For one, the first Clean Water Act in 1972 has played a major role in channeling billions of dollars into infrastructure and treatment plants. But there’s a lot more to the story. “It happened when New Yorkers decided to take their harbor back,” says John Cronin, a former local commercial fisherman turned conservationist who once fished for crabs and shad there. He became the first designated Riverkeeper of the Hudson River Fisherman’s Association.

Reading Spitznagel’s full story, I was surprised to learn that New York City was once the oyster capital of the country, with 350 square miles of oyster reefs. They were believed to hold more than half the world’s oyster population. Pearl Street in lower Manhattan was named after those little beauties that could be found in oysters, although the odds were 1 in 12,000.

In the 19 century, New Yorkers ate more oysters than meat in “oyster cellars” where 6 cents would get all-you-can-eat. The forerunners of today’s hot-dog carts were selling oysters on the street.

Following the passage of the Clean Water Act, activist and popular folk singer Pete Seeger reportedly called for a community meeting of people to discuss what could be done about the polluted harbor. Three people showed up! But maybe that started something because a recent Riverkeeper’s Sweep drew more than 2000 volunteers to collect 37 tons of trash in one day.

Nowadays, Cronin points out that the Hudson, once considered just a polluted separation from New Jersey, has come back to life. “There are sailing clubs, boat races, water taxis, swimmers everywhere. This is something I never thought I’d see in my lifetime,” he said.
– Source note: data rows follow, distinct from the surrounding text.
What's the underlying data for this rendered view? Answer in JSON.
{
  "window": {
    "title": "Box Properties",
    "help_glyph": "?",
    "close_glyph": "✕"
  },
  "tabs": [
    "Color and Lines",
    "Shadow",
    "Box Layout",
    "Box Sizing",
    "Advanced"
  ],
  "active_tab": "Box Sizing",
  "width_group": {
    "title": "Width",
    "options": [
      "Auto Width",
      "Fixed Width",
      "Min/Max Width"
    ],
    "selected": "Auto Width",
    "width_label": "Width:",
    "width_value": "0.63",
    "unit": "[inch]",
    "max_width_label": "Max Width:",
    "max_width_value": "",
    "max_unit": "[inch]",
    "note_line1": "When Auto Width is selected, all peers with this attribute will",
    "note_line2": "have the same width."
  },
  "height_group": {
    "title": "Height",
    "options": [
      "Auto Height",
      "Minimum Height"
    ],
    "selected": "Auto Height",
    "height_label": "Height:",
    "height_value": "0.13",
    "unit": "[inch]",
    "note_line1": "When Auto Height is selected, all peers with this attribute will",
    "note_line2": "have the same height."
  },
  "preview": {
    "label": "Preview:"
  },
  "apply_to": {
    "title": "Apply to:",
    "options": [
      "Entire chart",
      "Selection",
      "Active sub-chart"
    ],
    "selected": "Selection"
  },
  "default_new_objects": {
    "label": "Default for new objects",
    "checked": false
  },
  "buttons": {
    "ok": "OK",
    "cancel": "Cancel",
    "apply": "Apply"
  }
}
And there are fish and oysters, too. Anglers are now fishing the rivers leading into and out of the harbor. Fishing the Hudson River is again yielding catches of coveted striped bass, blackfish and other species. There are Big City Fishing events, too. In fact, fishing licenses in New York City have increased a whopping 142.7 percent, according to the New York Department of Environmental Conservation. Besides publishing statistics, the department also holds many hands-on fishing programs for youth.

Fifteen-year-old Emily Cavanaugh, who lives in Manhattan and is also a member of the Sea World & Busch Gardens Youth Advisory Council, puts it this way: “I honestly never thought I would be able to fish in the Hudson. It’s incredibly exciting to be able to fish so close to where I live.”

The oysters are recovering, too, although not for human consumption. The oysters disappeared in the early 1900’s because of a typhoid fever epidemic blamed on eating oysters from polluted waters. Today, Pete Malinowski, executive director of the Billion Oyster Project, is spearheading a successful effort that has already restored about 28 million oysters on 12 reefs, with the goal of reaching 1 billion live oysters in New York Harbor by 2035. The project isn’t for food but clean water. A single oyster can clean 30 to 50 gallons of water daily.

Another remarkable aspect of Billion Oyster Project is that Malinowski draws on students from 75 public schools as well as hundreds of adult volunteers for habitat restoration. “There are teenagers scuba diving in New York Harbor to restore oyster reefs,” he says.

Turnaround programs like New York Harbor can be found in many places. They can work to make our waterways, especially those once labeled dead, viable again for good boating and fishing. It’s reason enough for dealers to look for ways to participate and support local clean water efforts.